Third, optical modules are in short supply. NVIDIA is pushing CPO (co-packaged optics), but scaling production takes time. For now, cabinets rely on copper cables as a temporary solution.

The result? Demand-side euphoria meets supply-side nightmares. Customers can’t buy GPUs, NVIDIA can’t secure enough production capacity, and TSMC works overtime but can’t keep up.

The only one smiling? Huang.

NVIDIA is Reenacting the Industrial Revolution

The 2026 GTC Conference told a compelling story: NVIDIA is no longer a chip company—it’s a Token production equipment manufacturer. Like steam engine makers during the Industrial Revolution, it doesn’t sell iron clunks—it sells “horsepower.” Except this time, “horsepower” is Tokens.

Huang said something memorable: “Every company will become an AI company, and every AI company is essentially a Token factory.”

If this prediction holds, NVIDIA’s trillion-dollar backlog might just be the appetizer.

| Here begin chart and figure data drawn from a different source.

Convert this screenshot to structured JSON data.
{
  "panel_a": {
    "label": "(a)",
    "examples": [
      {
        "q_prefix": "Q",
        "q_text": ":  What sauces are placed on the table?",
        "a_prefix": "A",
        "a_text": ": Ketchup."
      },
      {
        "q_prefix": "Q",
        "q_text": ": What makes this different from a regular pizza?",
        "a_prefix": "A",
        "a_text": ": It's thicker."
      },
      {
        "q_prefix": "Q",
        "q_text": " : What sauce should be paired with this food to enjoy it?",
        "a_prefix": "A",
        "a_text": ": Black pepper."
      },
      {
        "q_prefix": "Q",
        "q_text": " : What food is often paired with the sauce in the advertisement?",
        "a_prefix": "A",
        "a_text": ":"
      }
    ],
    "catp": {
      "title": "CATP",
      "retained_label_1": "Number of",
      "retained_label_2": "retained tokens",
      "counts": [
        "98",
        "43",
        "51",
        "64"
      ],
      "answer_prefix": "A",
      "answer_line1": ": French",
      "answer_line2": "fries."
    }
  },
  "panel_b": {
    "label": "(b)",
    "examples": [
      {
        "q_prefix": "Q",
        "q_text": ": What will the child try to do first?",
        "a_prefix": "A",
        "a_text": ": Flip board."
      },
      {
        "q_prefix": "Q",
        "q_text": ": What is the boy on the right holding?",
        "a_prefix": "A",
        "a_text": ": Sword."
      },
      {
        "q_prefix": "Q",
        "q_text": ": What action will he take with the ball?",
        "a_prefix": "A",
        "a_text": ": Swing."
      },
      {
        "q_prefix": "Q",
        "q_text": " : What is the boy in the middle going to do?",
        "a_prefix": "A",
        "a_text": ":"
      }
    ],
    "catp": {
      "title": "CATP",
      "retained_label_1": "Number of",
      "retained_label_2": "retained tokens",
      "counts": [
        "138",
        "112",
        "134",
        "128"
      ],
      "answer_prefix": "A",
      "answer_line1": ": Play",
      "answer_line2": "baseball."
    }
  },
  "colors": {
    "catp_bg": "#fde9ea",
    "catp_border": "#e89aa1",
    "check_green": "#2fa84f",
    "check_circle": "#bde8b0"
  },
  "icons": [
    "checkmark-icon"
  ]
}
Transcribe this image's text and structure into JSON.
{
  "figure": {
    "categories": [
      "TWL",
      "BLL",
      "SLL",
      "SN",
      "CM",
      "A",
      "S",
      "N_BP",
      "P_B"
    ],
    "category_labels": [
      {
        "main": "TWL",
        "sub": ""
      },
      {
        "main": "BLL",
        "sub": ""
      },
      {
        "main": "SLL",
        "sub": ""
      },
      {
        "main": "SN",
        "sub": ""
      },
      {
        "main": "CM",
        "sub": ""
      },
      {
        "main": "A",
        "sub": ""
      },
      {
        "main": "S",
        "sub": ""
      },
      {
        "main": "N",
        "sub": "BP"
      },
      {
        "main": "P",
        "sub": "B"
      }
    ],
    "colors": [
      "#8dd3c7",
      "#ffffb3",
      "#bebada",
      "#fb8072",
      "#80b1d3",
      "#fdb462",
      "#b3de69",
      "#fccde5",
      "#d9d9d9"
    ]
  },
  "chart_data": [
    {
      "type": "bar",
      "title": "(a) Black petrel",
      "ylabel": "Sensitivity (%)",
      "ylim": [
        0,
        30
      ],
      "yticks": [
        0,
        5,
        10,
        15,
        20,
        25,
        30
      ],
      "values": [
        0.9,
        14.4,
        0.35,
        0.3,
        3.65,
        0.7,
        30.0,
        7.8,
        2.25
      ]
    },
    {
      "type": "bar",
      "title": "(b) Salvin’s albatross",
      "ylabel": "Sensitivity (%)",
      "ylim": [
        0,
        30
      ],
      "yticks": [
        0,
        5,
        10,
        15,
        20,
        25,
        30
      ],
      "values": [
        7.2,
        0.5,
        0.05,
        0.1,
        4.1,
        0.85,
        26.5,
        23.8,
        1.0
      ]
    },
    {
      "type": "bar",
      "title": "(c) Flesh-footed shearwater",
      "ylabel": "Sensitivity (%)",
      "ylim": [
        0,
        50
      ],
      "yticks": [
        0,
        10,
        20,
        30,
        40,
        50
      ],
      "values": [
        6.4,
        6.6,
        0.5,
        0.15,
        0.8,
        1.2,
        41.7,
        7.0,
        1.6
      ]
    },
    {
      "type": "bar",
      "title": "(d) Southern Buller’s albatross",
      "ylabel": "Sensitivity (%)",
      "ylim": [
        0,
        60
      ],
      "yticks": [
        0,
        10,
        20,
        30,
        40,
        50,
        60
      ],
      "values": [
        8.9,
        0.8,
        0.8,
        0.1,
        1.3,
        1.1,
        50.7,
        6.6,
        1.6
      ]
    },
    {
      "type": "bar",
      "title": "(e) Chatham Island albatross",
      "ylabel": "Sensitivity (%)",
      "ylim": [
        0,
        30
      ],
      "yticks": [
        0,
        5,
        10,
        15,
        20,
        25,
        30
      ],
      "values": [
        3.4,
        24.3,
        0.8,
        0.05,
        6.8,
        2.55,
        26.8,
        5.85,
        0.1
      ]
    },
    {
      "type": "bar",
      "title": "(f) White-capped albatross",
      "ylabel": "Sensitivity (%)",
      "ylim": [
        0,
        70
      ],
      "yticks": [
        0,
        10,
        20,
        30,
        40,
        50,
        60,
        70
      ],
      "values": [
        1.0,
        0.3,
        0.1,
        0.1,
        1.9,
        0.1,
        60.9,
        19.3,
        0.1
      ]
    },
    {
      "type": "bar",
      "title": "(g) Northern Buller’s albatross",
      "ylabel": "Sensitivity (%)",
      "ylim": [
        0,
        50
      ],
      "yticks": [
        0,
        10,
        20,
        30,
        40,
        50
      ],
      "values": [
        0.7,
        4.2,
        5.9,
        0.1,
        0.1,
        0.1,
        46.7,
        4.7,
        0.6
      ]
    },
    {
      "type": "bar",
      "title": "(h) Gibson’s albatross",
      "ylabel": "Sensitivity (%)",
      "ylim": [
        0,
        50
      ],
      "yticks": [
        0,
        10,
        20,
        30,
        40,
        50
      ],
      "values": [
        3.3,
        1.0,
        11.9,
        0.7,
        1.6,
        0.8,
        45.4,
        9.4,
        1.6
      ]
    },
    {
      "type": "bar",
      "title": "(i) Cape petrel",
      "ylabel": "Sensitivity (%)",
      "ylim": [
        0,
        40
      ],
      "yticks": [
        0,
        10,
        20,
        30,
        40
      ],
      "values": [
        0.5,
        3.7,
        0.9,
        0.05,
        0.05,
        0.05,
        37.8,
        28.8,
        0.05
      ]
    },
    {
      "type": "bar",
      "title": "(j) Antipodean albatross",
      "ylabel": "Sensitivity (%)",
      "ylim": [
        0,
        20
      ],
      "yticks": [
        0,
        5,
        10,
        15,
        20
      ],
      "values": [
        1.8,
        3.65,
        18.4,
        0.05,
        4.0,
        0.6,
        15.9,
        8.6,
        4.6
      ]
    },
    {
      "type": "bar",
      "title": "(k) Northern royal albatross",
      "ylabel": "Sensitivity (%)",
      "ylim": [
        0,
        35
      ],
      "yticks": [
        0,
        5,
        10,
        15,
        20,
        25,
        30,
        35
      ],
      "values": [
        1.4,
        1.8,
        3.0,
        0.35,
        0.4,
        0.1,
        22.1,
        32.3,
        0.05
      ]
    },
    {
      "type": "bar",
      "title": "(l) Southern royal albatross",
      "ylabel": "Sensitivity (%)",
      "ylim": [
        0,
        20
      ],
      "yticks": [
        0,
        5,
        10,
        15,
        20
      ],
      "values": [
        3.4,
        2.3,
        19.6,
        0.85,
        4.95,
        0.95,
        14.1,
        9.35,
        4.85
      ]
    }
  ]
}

Of course, risks remain. Google’s TPU, AMD’s MI400, and even Anthropic’s shift to in-house chips loom large. If AI architectures evolve beyond Transformers, how long will NVIDIA’s moat last? No one knows.

But today, Huang stands on the GTC stage, holding TSMC’s production capacity, pocketing trillion-dollar orders, and preaching “Token Economics.”

The scene feels like Bill Gates pitching “a computer on every desk” 20 years ago.